Having followed instructions to run the developer prerelease of Ubuntu Touch on my HTC desire I'm eager to try the beta release too.  Can someone please answer the following question about the instructions here before I begin?  https://wiki.ubuntu.com/Touch/Install

When I perform step 4: 




> phablet-flash -b


this "bootstraps" the phone.  Will this delete the android HBoot Bootloader and so prevent me from using the recovery program?  
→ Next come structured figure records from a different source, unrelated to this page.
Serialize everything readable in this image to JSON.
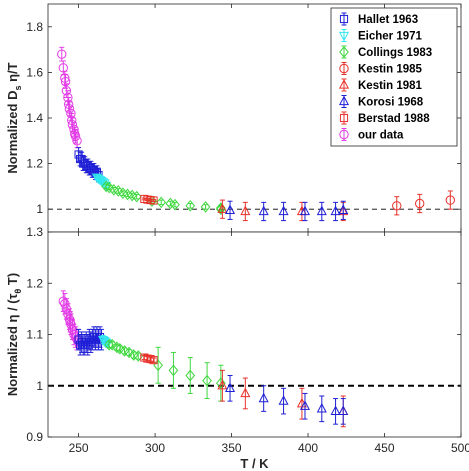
{
  "colors": {
    "Hallet 1963": "#1f1fd6",
    "Eicher 1971": "#33e6f0",
    "Collings 1983": "#3fd83f",
    "Kestin 1985": "#e8312a",
    "Kestin 1981": "#e8312a",
    "Korosi 1968": "#1f1fd6",
    "Berstad 1988": "#e8312a",
    "our data": "#e23ce6"
  },
  "chart_data": [
    {
      "type": "scatter",
      "panel": "top",
      "xlabel": "",
      "ylabel": "Normalized D_s η/T",
      "xlim": [
        230,
        500
      ],
      "ylim": [
        0.9,
        1.9
      ],
      "x_ticks": [],
      "y_ticks": [
        "1",
        "1.2",
        "1.4",
        "1.6",
        "1.8"
      ],
      "reference_line": {
        "y": 1,
        "style": "dashed-thin"
      },
      "legend": {
        "placement": "top-right",
        "entries": [
          "Hallet 1963",
          "Eicher 1971",
          "Collings 1983",
          "Kestin 1985",
          "Kestin 1981",
          "Korosi 1968",
          "Berstad 1988",
          "our data"
        ],
        "markers": [
          "square",
          "triangle-down",
          "diamond",
          "circle",
          "triangle-up",
          "triangle-up",
          "square",
          "circle"
        ]
      },
      "series": [
        {
          "name": "our data",
          "marker": "circle",
          "err": 0.03,
          "x": [
            239,
            240,
            241,
            241.5,
            242,
            243,
            243.5,
            244,
            245,
            245.5,
            246,
            247,
            247.5,
            248,
            249
          ],
          "y": [
            1.68,
            1.62,
            1.575,
            1.56,
            1.52,
            1.49,
            1.46,
            1.44,
            1.42,
            1.39,
            1.37,
            1.35,
            1.33,
            1.32,
            1.3
          ]
        },
        {
          "name": "Hallet 1963",
          "marker": "square",
          "err": 0.03,
          "x": [
            250,
            251,
            252,
            253,
            254,
            255,
            256,
            257,
            258,
            259,
            260,
            261,
            262,
            263
          ],
          "y": [
            1.24,
            1.22,
            1.22,
            1.2,
            1.2,
            1.19,
            1.19,
            1.18,
            1.18,
            1.17,
            1.17,
            1.16,
            1.16,
            1.15
          ]
        },
        {
          "name": "Eicher 1971",
          "marker": "triangle-down",
          "err": 0.01,
          "x": [
            262,
            263,
            264,
            265,
            266,
            267,
            268
          ],
          "y": [
            1.14,
            1.135,
            1.13,
            1.125,
            1.12,
            1.115,
            1.105
          ]
        },
        {
          "name": "Collings 1983",
          "marker": "diamond",
          "err": 0.01,
          "x": [
            268,
            270,
            273,
            276,
            279,
            282,
            285,
            288,
            298,
            304,
            310,
            313,
            323,
            333,
            343,
            343
          ],
          "y": [
            1.1,
            1.095,
            1.085,
            1.08,
            1.07,
            1.065,
            1.06,
            1.055,
            1.035,
            1.03,
            1.025,
            1.02,
            1.015,
            1.01,
            1.005,
            1.0
          ]
        },
        {
          "name": "Kestin 1985",
          "marker": "circle",
          "err": 0.04,
          "x": [
            458,
            473,
            493
          ],
          "y": [
            1.015,
            1.025,
            1.04
          ]
        },
        {
          "name": "Kestin 1981",
          "marker": "triangle-up",
          "err": 0.04,
          "x": [
            344,
            359,
            396,
            423
          ],
          "y": [
            1.0,
            0.99,
            0.99,
            0.99
          ]
        },
        {
          "name": "Korosi 1968",
          "marker": "triangle-up",
          "err": 0.04,
          "x": [
            349,
            371,
            384,
            398,
            409,
            418,
            423
          ],
          "y": [
            0.995,
            0.99,
            0.99,
            0.99,
            0.99,
            0.99,
            0.995
          ]
        },
        {
          "name": "Berstad 1988",
          "marker": "square",
          "err": 0.004,
          "x": [
            293,
            295,
            297,
            299
          ],
          "y": [
            1.045,
            1.042,
            1.04,
            1.038
          ]
        }
      ]
    },
    {
      "type": "scatter",
      "panel": "bottom",
      "xlabel": "T / K",
      "ylabel": "Normalized η / (τ_θ T)",
      "xlim": [
        230,
        500
      ],
      "ylim": [
        0.9,
        1.3
      ],
      "x_ticks": [
        "250",
        "300",
        "350",
        "400",
        "450",
        "500"
      ],
      "y_ticks": [
        "0.9",
        "1",
        "1.1",
        "1.2",
        "1.3"
      ],
      "reference_line": {
        "y": 1,
        "style": "dashed-thick"
      },
      "series": [
        {
          "name": "our data",
          "marker": "circle",
          "err": 0.02,
          "x": [
            240,
            241,
            242,
            243,
            244,
            244.5,
            245,
            246,
            247,
            248,
            249
          ],
          "y": [
            1.165,
            1.16,
            1.15,
            1.14,
            1.13,
            1.125,
            1.12,
            1.11,
            1.1,
            1.095,
            1.09
          ]
        },
        {
          "name": "Hallet 1963",
          "marker": "square",
          "err": 0.02,
          "x": [
            250,
            251,
            252,
            253,
            254,
            255,
            256,
            257,
            258,
            259,
            260,
            261,
            262,
            263,
            264,
            265
          ],
          "y": [
            1.09,
            1.08,
            1.085,
            1.08,
            1.08,
            1.085,
            1.08,
            1.09,
            1.085,
            1.09,
            1.095,
            1.09,
            1.095,
            1.09,
            1.095,
            1.09
          ]
        },
        {
          "name": "Eicher 1971",
          "marker": "triangle-down",
          "err": 0.008,
          "x": [
            266,
            267,
            268,
            269
          ],
          "y": [
            1.09,
            1.088,
            1.085,
            1.083
          ]
        },
        {
          "name": "Collings 1983",
          "marker": "diamond",
          "err": 0.006,
          "x": [
            270,
            272,
            275,
            277,
            280,
            283,
            286,
            289
          ],
          "y": [
            1.08,
            1.08,
            1.075,
            1.072,
            1.068,
            1.065,
            1.06,
            1.058
          ]
        },
        {
          "name": "Collings 1983",
          "marker": "diamond",
          "err": 0.035,
          "x": [
            302,
            312,
            323,
            334,
            343
          ],
          "y": [
            1.04,
            1.03,
            1.02,
            1.01,
            1.005
          ]
        },
        {
          "name": "Berstad 1988",
          "marker": "square",
          "err": 0.004,
          "x": [
            293,
            295,
            297,
            299
          ],
          "y": [
            1.055,
            1.053,
            1.052,
            1.05
          ]
        },
        {
          "name": "Kestin 1981",
          "marker": "triangle-up",
          "err": 0.03,
          "x": [
            344,
            359,
            396,
            423
          ],
          "y": [
            1.0,
            0.985,
            0.965,
            0.95
          ]
        },
        {
          "name": "Korosi 1968",
          "marker": "triangle-up",
          "err": 0.025,
          "x": [
            349,
            371,
            384,
            398,
            409,
            418,
            423
          ],
          "y": [
            0.995,
            0.975,
            0.97,
            0.96,
            0.955,
            0.95,
            0.95
          ]
        }
      ]
    }
  ]
}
If it does how can I get it back afterwards?

----------


## Nr90

I don't think this'll work on the desire as there is no official image.
If you want to get the latest image running you'll have to look at:
https://wiki.ubuntu.com/Touch/Porting
However, this might be a bit advanced.


On restoring android, read the rest of that page:
https://wiki.ubuntu.com/Touch/Install#Restoring_Android

----------


## Frimbleglim

I was going to try the phablet version as that was the version of the developer preview that worked (albiet with the help of an evervolv zip).  That method of restoring android relys on you having the origenal propriety software.  I don't have this any more and nor am I interested in returning to it.  I just want to know if I will be able to run other custom ROMs.  

I suspect I could port the image to the device myself but it would take me a long time to follow through those instructions.  I may give it a try if no other option presents itself and if I decide I can afford to put my phone at risk.

Ed.  

I have now taken the risk and gone through every possible way of putting the lastest version of ubuntu touch on the phone short of directly porting it.  I think it's probably not worth my while trying to port the latest version but I will probably have a go once there is a stable version released.

----------